While plenty of research has proved that intrinsic motivation is more effective than extrinsic motivation yet the trend seen across organisations throughout the world is that organisations are channelising bulk of their effort towards extrinsic motivational factors than intrinsic.

There could be two primary reasons for the same. The first one is that extrinsic motivation yields immediate results compared to intrinsic motivation processes. Most organisations today want immediate results and therefore extrinsic factors of motivation like rewards and recognition form the basis for motivating employees.

The second reason could be that the methods to counsel and motivate employees intrinsically is highly subjective and ‘intrinsic’ to an individual, for example, curiosity, self-actualisation, taking work as a challenge, high self-esteem are factors which are difficult to be counselled and brought out from within an individual.

Research done on intrinsic motivation has shown that childhood conditioning plays a major part in motivating someone intrinsically along with many other factors. This makes it extremely difficult for an organisation to motivate employees intrinsically inspite of research proving intrinsic motivation to be more efficient and effective than extrinsic.

Most of the factors leading to a need for extrinsic motivation in an individual stem out of fear and need (also greed as a form of need) and therefore do not have a shorter shelf life. Even if a successful effort is made to quench the existing need, another one stems out leading to a continuous need to fuel the motivation in the employee to work.

Organisations have to incur a huge tangible and intangible cost too to motivate their employees extrinsically. Their need for instant gratification of their efforts and the difficulty in the process of intrinsic motivation keeps them trapped into pouring in efforts like rewards and punishments.

But there are a couple of places where organisations lose in this process. One, as per Herzberg’s two factor theory of motivation, motivators become hygiene factors very soon. As per the definition of hygiene factors, the presence of these factors do not motivate the employee as much as needed but its absence surely demotivates them; and that’s where most organisations are trapped today!

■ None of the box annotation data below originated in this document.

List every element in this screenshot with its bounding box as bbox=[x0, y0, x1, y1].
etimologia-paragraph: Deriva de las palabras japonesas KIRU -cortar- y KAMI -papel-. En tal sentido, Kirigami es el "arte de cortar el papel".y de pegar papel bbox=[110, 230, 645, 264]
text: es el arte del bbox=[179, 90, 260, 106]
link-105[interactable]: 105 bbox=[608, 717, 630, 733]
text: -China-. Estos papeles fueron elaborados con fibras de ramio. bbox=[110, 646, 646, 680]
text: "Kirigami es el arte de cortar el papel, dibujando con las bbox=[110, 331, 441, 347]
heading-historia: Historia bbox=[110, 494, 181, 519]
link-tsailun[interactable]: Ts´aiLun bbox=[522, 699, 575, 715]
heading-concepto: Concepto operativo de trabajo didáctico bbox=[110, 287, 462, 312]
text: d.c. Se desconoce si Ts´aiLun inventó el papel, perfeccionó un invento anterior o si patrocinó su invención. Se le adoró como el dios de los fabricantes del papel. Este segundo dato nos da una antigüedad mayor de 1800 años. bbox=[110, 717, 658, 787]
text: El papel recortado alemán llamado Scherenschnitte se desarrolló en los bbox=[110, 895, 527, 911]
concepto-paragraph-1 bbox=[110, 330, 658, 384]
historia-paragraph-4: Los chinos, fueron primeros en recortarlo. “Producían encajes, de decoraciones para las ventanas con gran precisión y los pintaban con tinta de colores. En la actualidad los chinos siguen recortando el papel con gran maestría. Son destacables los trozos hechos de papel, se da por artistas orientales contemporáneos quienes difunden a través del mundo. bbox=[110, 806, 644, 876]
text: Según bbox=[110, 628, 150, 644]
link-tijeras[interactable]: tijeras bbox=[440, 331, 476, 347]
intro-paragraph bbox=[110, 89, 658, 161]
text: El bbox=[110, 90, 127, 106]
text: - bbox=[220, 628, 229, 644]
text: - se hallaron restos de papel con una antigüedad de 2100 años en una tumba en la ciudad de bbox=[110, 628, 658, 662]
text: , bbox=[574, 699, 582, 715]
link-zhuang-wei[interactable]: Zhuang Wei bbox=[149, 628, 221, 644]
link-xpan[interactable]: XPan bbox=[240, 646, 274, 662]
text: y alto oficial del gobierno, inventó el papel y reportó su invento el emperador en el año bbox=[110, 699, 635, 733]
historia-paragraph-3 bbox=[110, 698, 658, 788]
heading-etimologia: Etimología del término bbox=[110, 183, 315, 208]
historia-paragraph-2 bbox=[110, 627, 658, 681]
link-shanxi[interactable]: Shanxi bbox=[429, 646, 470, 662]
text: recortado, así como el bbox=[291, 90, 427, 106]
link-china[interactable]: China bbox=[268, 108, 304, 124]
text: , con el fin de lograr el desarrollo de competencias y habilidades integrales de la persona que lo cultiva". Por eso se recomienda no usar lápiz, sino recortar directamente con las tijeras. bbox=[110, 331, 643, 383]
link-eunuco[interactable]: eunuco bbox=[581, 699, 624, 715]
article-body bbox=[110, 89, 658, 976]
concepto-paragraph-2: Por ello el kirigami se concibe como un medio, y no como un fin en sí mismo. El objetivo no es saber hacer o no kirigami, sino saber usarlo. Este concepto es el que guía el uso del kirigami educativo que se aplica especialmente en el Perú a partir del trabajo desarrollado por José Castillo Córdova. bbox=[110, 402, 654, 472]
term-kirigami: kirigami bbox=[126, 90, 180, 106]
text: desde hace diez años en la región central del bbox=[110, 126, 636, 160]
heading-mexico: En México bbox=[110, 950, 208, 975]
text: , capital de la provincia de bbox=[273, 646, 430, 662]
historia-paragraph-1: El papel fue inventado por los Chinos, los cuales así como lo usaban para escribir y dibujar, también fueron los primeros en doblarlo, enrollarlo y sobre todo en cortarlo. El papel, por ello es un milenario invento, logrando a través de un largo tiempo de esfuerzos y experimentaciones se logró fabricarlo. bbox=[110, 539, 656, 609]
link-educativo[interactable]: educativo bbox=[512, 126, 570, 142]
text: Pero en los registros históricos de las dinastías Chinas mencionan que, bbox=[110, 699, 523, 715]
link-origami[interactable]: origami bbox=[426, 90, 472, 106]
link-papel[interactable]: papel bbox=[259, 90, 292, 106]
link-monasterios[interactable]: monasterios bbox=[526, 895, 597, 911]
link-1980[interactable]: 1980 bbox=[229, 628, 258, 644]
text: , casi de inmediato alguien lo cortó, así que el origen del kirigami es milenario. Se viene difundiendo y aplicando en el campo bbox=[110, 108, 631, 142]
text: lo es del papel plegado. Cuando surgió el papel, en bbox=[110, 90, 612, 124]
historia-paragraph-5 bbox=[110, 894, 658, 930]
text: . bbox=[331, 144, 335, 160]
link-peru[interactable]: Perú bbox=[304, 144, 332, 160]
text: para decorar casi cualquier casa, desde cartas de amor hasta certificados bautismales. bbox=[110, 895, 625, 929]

So if an organisation created a reward based scheme for increased performance, after a while those rewards may not motivate as much as they did earlier but their absence will surely demotivate them now. Another example can be a Saturday leave given earlier and now cancelled or an air conditioner removed from the office after being installed a few months ago.

Organisations get imprisoned by having to constantly provide extrinsic motivating factors or face demotivated employees leading to lesser performance, foul atmosphere at the workplace and increased attrition, all leading to the bottom line of the organisation bleeding. The organisation ends up being on its toes all the time to add more cost in ways to keep the ‘not so worthy’ employees happy.

Organisations also end up using means to force performance through applying pressure on the employees in the end and balancing it usually with monetary or recognition rewards which as mentioned above make the system entrapped in the vicious circle.

While on the surface extrinsic rewards look good and healthy, the reality deep down is that this is neither good for the organisation nor for the employee. The employee also becomes a victim of never ending stress and greed and running the rat race which doesn’t have a finishing line. By keeping the system on ransom, he may seem to gain something but loses more in the area of happiness and job satisfaction.

End of the day, an average employee in the corporate sector is not a happy individual. He doesn’t like his workplace and so rejoices a weekend and dislikes the weekdays, he loves the small breaks at the chai ki tapri and doesn’t want to work a bit late and postpone urgent work for ‘tomorrow’. This is inspite of the organisation spending efforts and resources on trying to motivate the employee extrinsically.

The vital question that also arises here – why the heck does an organisation need to motivate an employee to work and even spend money to deploy a bio metric attendance machine to get the office on time??? Work gives meaning to a human life, except if the only purpose of life is the scarcity driven mindset to earn a livelihood.